Canada to slash environment ministry jobs
OTTAWA (Reuters) - Canada's environment ministry will cut or reassign around 10 percent of its workers, unions said on Thursday, prompting fears that services like weather forecasting and environmental protection will suffer.
Officials said the move was designed to help eliminate the budget deficit. Critics said it underscored what they portray as the right-leaning Conservative government's contempt for the environment.
The two unions representing workers at Environment Canada said they had been told this week that 300 employees would lose their jobs while a further 450 or so would be reassigned.
Those affected include engineers, meteorologists, scientists, chemists and biologists.
William Pynn, head of the Union of Environment Workers, said meteorology, water monitoring and enforcement of regulations would suffer.
"The cuts are so massive that the support mechanism for the research that Environment Canada does ... is certainly going to be challenged," he told Reuters.
John Morris, a spokesman for Environment Minister Peter Kent, said the ministry had "taken a hard look at its spending to ensure (it) is spending its resources on priorities like improving air quality and cleaner water for Canadians".

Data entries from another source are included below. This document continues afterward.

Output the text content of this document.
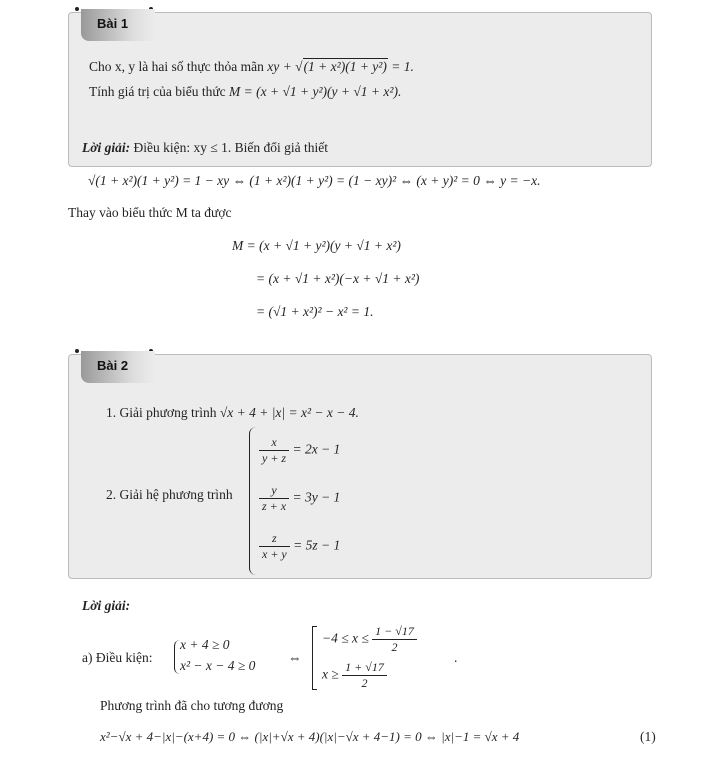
Bài 1
Cho x, y là hai số thực thỏa mãn xy + √(1 + x²)(1 + y²) = 1.
Tính giá trị của biểu thức M = (x + √1 + y²)(y + √1 + x²).
Lời giải: Điều kiện: xy ≤ 1. Biến đổi giả thiết
√(1 + x²)(1 + y²) = 1 − xy ⇔ (1 + x²)(1 + y²) = (1 − xy)² ⇔ (x + y)² = 0 ⇔ y = −x.
Thay vào biểu thức M ta được
M = (x + √1 + y²)(y + √1 + x²)
= (x + √1 + x²)(−x + √1 + x²)
= (√1 + x²)² − x² = 1.
Bài 2
1. Giải phương trình √x + 4 + |x| = x² − x − 4.
2. Giải hệ phương trình
$\frac{x}{y + z} = 2x - 1$
$\frac{y}{z + x} = 3y - 1$
$\frac{z}{x + y} = 5z - 1$
Lời giải:
a) Điều kiện:
x + 4 ≥ 0
x² − x − 4 ≥ 0
⇔
$-4 \le x \le \frac{1 - √17}{2}$
$x \ge \frac{1 + √17}{2}$
.
Phương trình đã cho tương đương
x²−√x + 4−|x|−(x+4) = 0 ⇔ (|x|+√x + 4)(|x|−√x + 4−1) = 0 ⇔ |x|−1 = √x + 4	(1)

Prime Minister Stephen Harper said last week that Ottawa would take "some difficult actions over the next couple of years" to eliminate a budget deficit estimated to be C$32.3 billion ($33.0 billion) in the 2011-12 fiscal year.
Unions say they fear Ottawa will make deep cuts to the federal civil service to meet Harper's target of returning to the black by 2014-15.
"This was a bit shocking and surprising and we're really sad. This is really going to throw the department into a bit of turmoil," said Gary Corbett, president of the Professional Institute of the Public Service of Canada.
Green critics say the government -- which has strong political support in the oil-rich western province of Alberta -- is far too close to the oil and gas industry.
"This is not about the deficit. This is about a blatant disregard for need to protect our natural heritage," said John Bennett, the executive director of Sierra Club Canada.
"It will give the polluters what they want, a toothless Environment Canada with no scientific or enforcement capability," he told Reuters.
Kent himself raised eyebrows shortly after his appointment in January when he referred to oil from northern Alberta's tar sands as "ethical".
Green groups say exploiting the Alberta tar sands produces unacceptably high amounts of greenhouse gases and other toxins.